The steel guitar arrived from Hawaii onto the US mainland in the early 20th century and its sound created a craze for Hawaiian music that lured travelers to the islands as the tourist industry formed. As the sonic icon of tropical tranquility from Hawaii, the electric steel guitar was taken into swing and country music on the mainland and then became the signature of country’s “hillbilly” sound. This sample sequence from our film in progress features a number of the “men of steel” who brought the steel guitar into country music; they played with numerous legendary singers from Hank Williams, Merle Haggard, Waylon Jennings, Willie Nelson, Johnny Cash and Patsy Cline, to musicians like Ringo Starr, Paul McCartney, George Harrison, Linda Ronstadt, James Taylor, Sting, and Elton John. In this scene, they recount the moment when the steel guitar redefined the sound of country music when pedals were added. The scene also flips over the steel guitar and follows its sound from its mechanical origins in the machinery of US military and aerospace industries toward a logical yet surprising direction.

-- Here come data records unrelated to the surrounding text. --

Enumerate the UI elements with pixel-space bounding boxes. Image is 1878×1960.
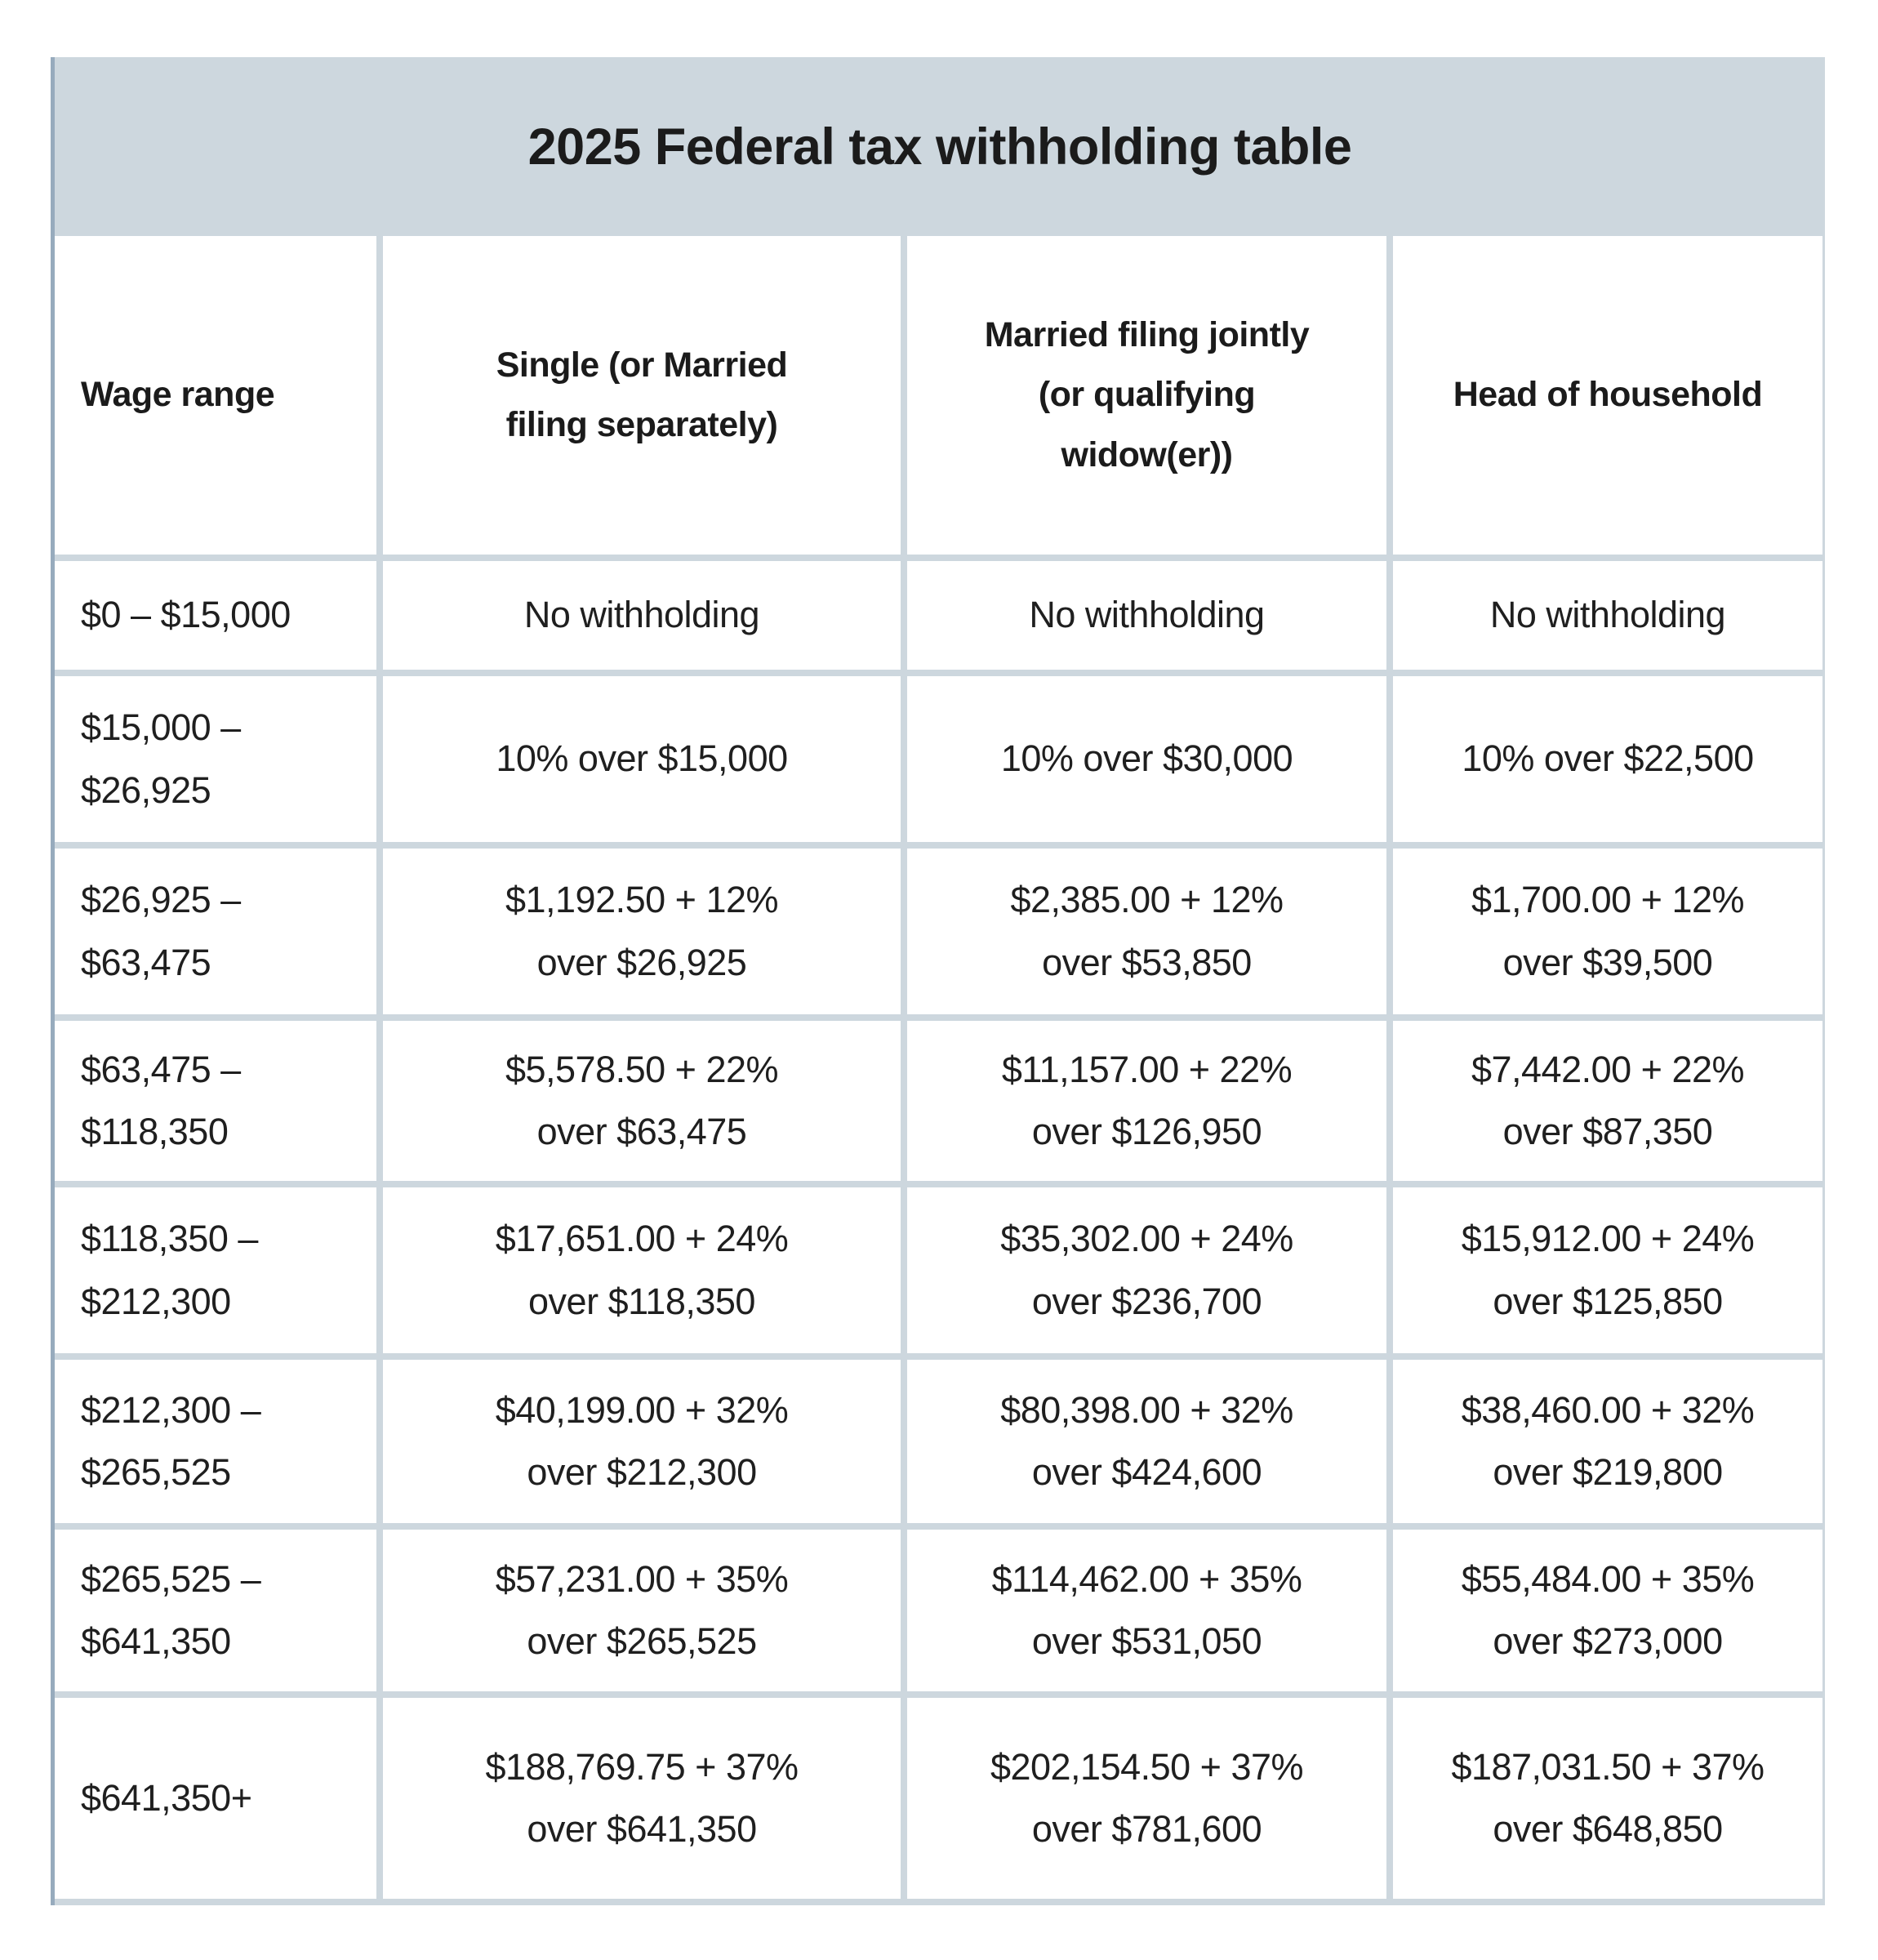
column-header-married-jointly: Married filing jointly (or qualifying wi… — [907, 236, 1386, 555]
table-cell: $118,350 – $212,300 — [55, 1187, 376, 1353]
column-header-single: Single (or Married filing separately) — [383, 236, 901, 555]
table-cell: $1,700.00 + 12% over $39,500 — [1393, 849, 1822, 1014]
table-cell: $17,651.00 + 24% over $118,350 — [383, 1187, 901, 1353]
table-cell: $114,462.00 + 35% over $531,050 — [907, 1530, 1386, 1691]
table-cell: No withholding — [1393, 561, 1822, 670]
table-cell: $188,769.75 + 37% over $641,350 — [383, 1698, 901, 1899]
table-cell: 10% over $15,000 — [383, 676, 901, 842]
table-cell: $212,300 – $265,525 — [55, 1360, 376, 1523]
table-cell: $0 – $15,000 — [55, 561, 376, 670]
table-cell: $202,154.50 + 37% over $781,600 — [907, 1698, 1386, 1899]
table-cell: No withholding — [907, 561, 1386, 670]
column-header-wage-range: Wage range — [55, 236, 376, 555]
table-cell: No withholding — [383, 561, 901, 670]
table-grid: Wage range Single (or Married filing sep… — [55, 236, 1825, 1905]
table-cell: $7,442.00 + 22% over $87,350 — [1393, 1021, 1822, 1181]
table-cell: 10% over $30,000 — [907, 676, 1386, 842]
table-title-bar: 2025 Federal tax withholding table — [55, 57, 1825, 236]
table-cell: $40,199.00 + 32% over $212,300 — [383, 1360, 901, 1523]
table-cell: $2,385.00 + 12% over $53,850 — [907, 849, 1386, 1014]
table-cell: $57,231.00 + 35% over $265,525 — [383, 1530, 901, 1691]
table-cell: $5,578.50 + 22% over $63,475 — [383, 1021, 901, 1181]
table-cell: $15,912.00 + 24% over $125,850 — [1393, 1187, 1822, 1353]
table-cell: $265,525 – $641,350 — [55, 1530, 376, 1691]
table-cell: $15,000 – $26,925 — [55, 676, 376, 842]
table-cell: $1,192.50 + 12% over $26,925 — [383, 849, 901, 1014]
table-cell: 10% over $22,500 — [1393, 676, 1822, 842]
withholding-table: 2025 Federal tax withholding table Wage … — [51, 57, 1825, 1905]
table-cell: $63,475 – $118,350 — [55, 1021, 376, 1181]
table-cell: $641,350+ — [55, 1698, 376, 1899]
table-cell: $38,460.00 + 32% over $219,800 — [1393, 1360, 1822, 1523]
table-cell: $187,031.50 + 37% over $648,850 — [1393, 1698, 1822, 1899]
table-cell: $35,302.00 + 24% over $236,700 — [907, 1187, 1386, 1353]
table-cell: $55,484.00 + 35% over $273,000 — [1393, 1530, 1822, 1691]
table-cell: $11,157.00 + 22% over $126,950 — [907, 1021, 1386, 1181]
table-cell: $26,925 – $63,475 — [55, 849, 376, 1014]
column-header-head-of-household: Head of household — [1393, 236, 1822, 555]
table-cell: $80,398.00 + 32% over $424,600 — [907, 1360, 1386, 1523]
table-title: 2025 Federal tax withholding table — [527, 118, 1352, 176]
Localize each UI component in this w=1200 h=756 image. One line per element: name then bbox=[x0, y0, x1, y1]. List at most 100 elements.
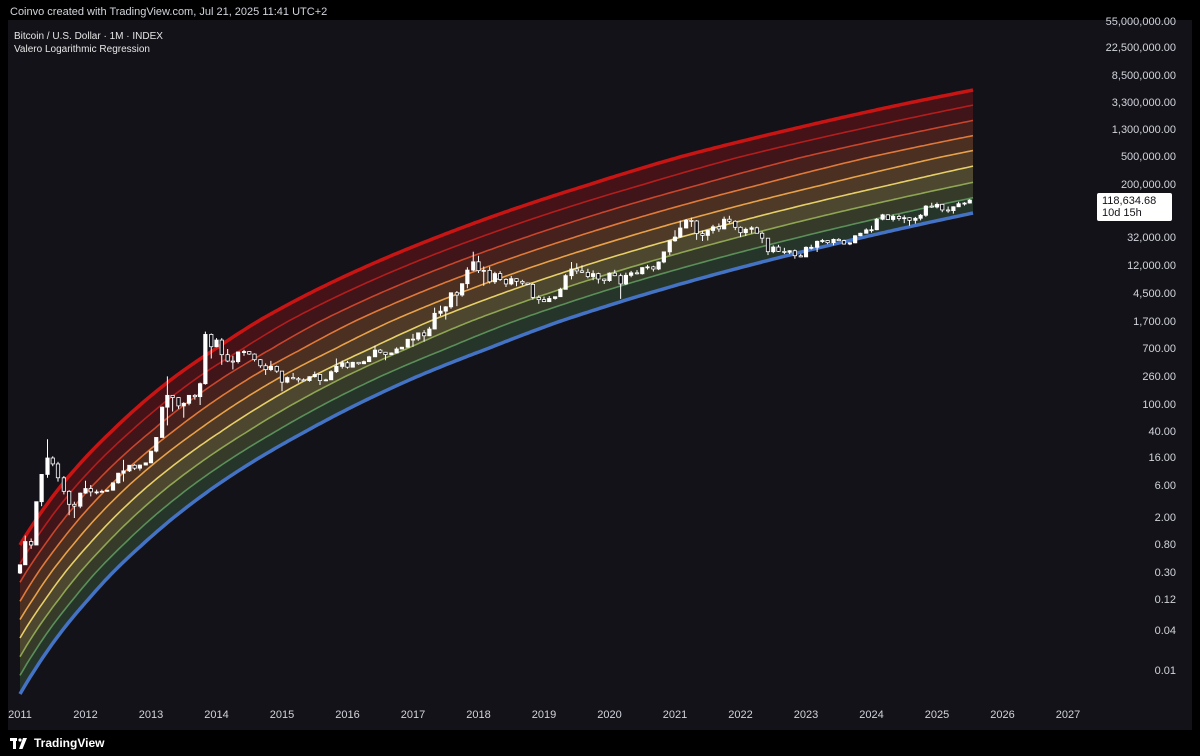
candle[interactable] bbox=[83, 480, 88, 494]
candle[interactable] bbox=[934, 202, 940, 209]
candle[interactable] bbox=[831, 238, 836, 246]
candle[interactable] bbox=[792, 249, 797, 259]
candle[interactable] bbox=[23, 535, 28, 566]
candle[interactable] bbox=[902, 215, 907, 224]
candle[interactable] bbox=[754, 226, 759, 234]
candle[interactable] bbox=[678, 220, 683, 238]
candle[interactable] bbox=[771, 245, 776, 254]
candle[interactable] bbox=[236, 351, 241, 364]
candle[interactable] bbox=[874, 217, 879, 231]
candle[interactable] bbox=[258, 359, 263, 368]
candle[interactable] bbox=[684, 219, 689, 229]
candle[interactable] bbox=[416, 332, 421, 341]
candle[interactable] bbox=[815, 240, 820, 252]
candle[interactable] bbox=[809, 244, 814, 250]
candle[interactable] bbox=[651, 265, 656, 272]
candle[interactable] bbox=[29, 538, 34, 549]
candle[interactable] bbox=[656, 261, 661, 271]
candle[interactable] bbox=[579, 265, 585, 273]
candle[interactable] bbox=[782, 247, 787, 255]
candle[interactable] bbox=[17, 564, 23, 574]
candle[interactable] bbox=[105, 489, 110, 492]
candle[interactable] bbox=[547, 295, 552, 303]
candle[interactable] bbox=[372, 345, 378, 358]
candle[interactable] bbox=[422, 330, 427, 342]
candle[interactable] bbox=[186, 394, 192, 406]
candle[interactable] bbox=[192, 394, 197, 400]
candle[interactable] bbox=[39, 474, 44, 507]
candle[interactable] bbox=[230, 355, 235, 370]
candle[interactable] bbox=[361, 360, 366, 365]
candle[interactable] bbox=[749, 226, 754, 234]
candle[interactable] bbox=[432, 307, 437, 330]
candle[interactable] bbox=[787, 250, 792, 255]
price-axis[interactable] bbox=[1092, 20, 1192, 708]
candle[interactable] bbox=[596, 272, 601, 284]
candle[interactable] bbox=[623, 272, 628, 286]
candle[interactable] bbox=[509, 275, 514, 286]
candle[interactable] bbox=[345, 360, 350, 369]
candle[interactable] bbox=[923, 205, 928, 217]
candle[interactable] bbox=[553, 296, 558, 300]
candle[interactable] bbox=[530, 283, 535, 300]
candle[interactable] bbox=[181, 402, 186, 418]
candle[interactable] bbox=[853, 235, 858, 244]
candle[interactable] bbox=[913, 216, 918, 224]
candle[interactable] bbox=[148, 450, 154, 464]
candle[interactable] bbox=[563, 274, 568, 290]
candle[interactable] bbox=[394, 347, 399, 354]
candle[interactable] bbox=[323, 378, 328, 382]
candle[interactable] bbox=[241, 349, 247, 356]
candle[interactable] bbox=[498, 271, 503, 281]
candle[interactable] bbox=[536, 295, 541, 304]
candle[interactable] bbox=[410, 333, 416, 347]
candle[interactable] bbox=[798, 253, 803, 258]
candle[interactable] bbox=[864, 228, 869, 234]
candle[interactable] bbox=[836, 238, 841, 242]
candle[interactable] bbox=[132, 464, 137, 471]
candle[interactable] bbox=[247, 351, 252, 355]
candle[interactable] bbox=[743, 227, 748, 236]
candle[interactable] bbox=[165, 376, 170, 426]
candle[interactable] bbox=[492, 271, 497, 284]
candle[interactable] bbox=[803, 246, 809, 258]
candle[interactable] bbox=[940, 203, 945, 213]
candle[interactable] bbox=[203, 331, 208, 385]
candle[interactable] bbox=[170, 394, 175, 412]
candle[interactable] bbox=[514, 278, 519, 287]
candle[interactable] bbox=[268, 360, 273, 372]
candle[interactable] bbox=[525, 282, 530, 285]
candle[interactable] bbox=[847, 242, 852, 246]
candle[interactable] bbox=[301, 378, 306, 382]
candle[interactable] bbox=[45, 439, 50, 478]
candle[interactable] bbox=[448, 292, 454, 309]
candle[interactable] bbox=[67, 490, 72, 516]
candle[interactable] bbox=[841, 239, 847, 245]
candle[interactable] bbox=[825, 240, 830, 245]
candle[interactable] bbox=[661, 251, 666, 264]
candle[interactable] bbox=[672, 230, 678, 242]
candle[interactable] bbox=[760, 231, 765, 244]
candle[interactable] bbox=[858, 232, 863, 237]
candle[interactable] bbox=[307, 376, 312, 382]
candle[interactable] bbox=[438, 305, 443, 316]
candle[interactable] bbox=[443, 306, 448, 320]
candle[interactable] bbox=[350, 361, 355, 368]
candle[interactable] bbox=[460, 283, 465, 297]
candle[interactable] bbox=[820, 238, 825, 243]
candle[interactable] bbox=[209, 333, 214, 359]
candle[interactable] bbox=[880, 213, 885, 221]
candle[interactable] bbox=[705, 229, 710, 241]
candle[interactable] bbox=[356, 361, 361, 365]
candle[interactable] bbox=[645, 264, 650, 270]
candle[interactable] bbox=[574, 263, 579, 274]
candle[interactable] bbox=[427, 326, 432, 337]
plot-area[interactable] bbox=[8, 20, 1092, 708]
candle[interactable] bbox=[160, 406, 165, 438]
candle[interactable] bbox=[891, 214, 896, 222]
candle[interactable] bbox=[219, 338, 224, 365]
candle[interactable] bbox=[137, 464, 142, 471]
candle[interactable] bbox=[727, 215, 732, 224]
candle[interactable] bbox=[967, 199, 972, 204]
candle[interactable] bbox=[94, 489, 99, 495]
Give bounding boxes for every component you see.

In interviews not included in this scene, these pioneer steel players recount how the music industry promoted the steel guitar’s “voice” and used its “hillbilly” sound as an icon to distinguish and promote country music as a commodity. Steel guitar players were prominently featured as soloists by kicking off songs and using the steel’s voice to dialogue with vocalists, as Don Helms describes his playing to accompany Hank Williams. But when the music industry shifted its emphasis from live performances to selling recorded music in the late ‘50s to early 1960s, the industry promoted vocalists more heavily and diminished steel guitar’s prominence. Rather than playing a role as a musical “voice,” the steel was used for fills and blended into the background as “texture.”
In many single records aimed at crossing over into popular markets, producers replaced the steel (and the fiddle) tracks with strings and a chorus in order to “de-hick” country music. By the late 1960s, however, the L.A. rock band The Byrds devoted their 1968 album Sweetheart of the Rodeo to a country sound and featured two top session players in L.A. and Nashville on steel guitar, including Lloyd Green who appears in this scene. By addressing country and rock audiences, Sweetheart sought to diminish cultural and political differences between the US south and north during the Vietnam War. Musically, the record opened country and steel guitar music to pop and rock artists such as the Rolling Stones, and back in Southern California, Buffalo Springfield, the Eagles, Linda Ronstadt, and Jackson Browne. The pedal steel guitar sound was used in many of the rock, pop and country radio hits well into the 1970s. Perhaps the most well-known steel guitar lick to this date is the one that kicks off Crosby, Stills, Nash and Young’s “Teach Your Children,” a song that was inspired by anti-war sentiment and belies its sonic origins in the machinery of the military industrial complex.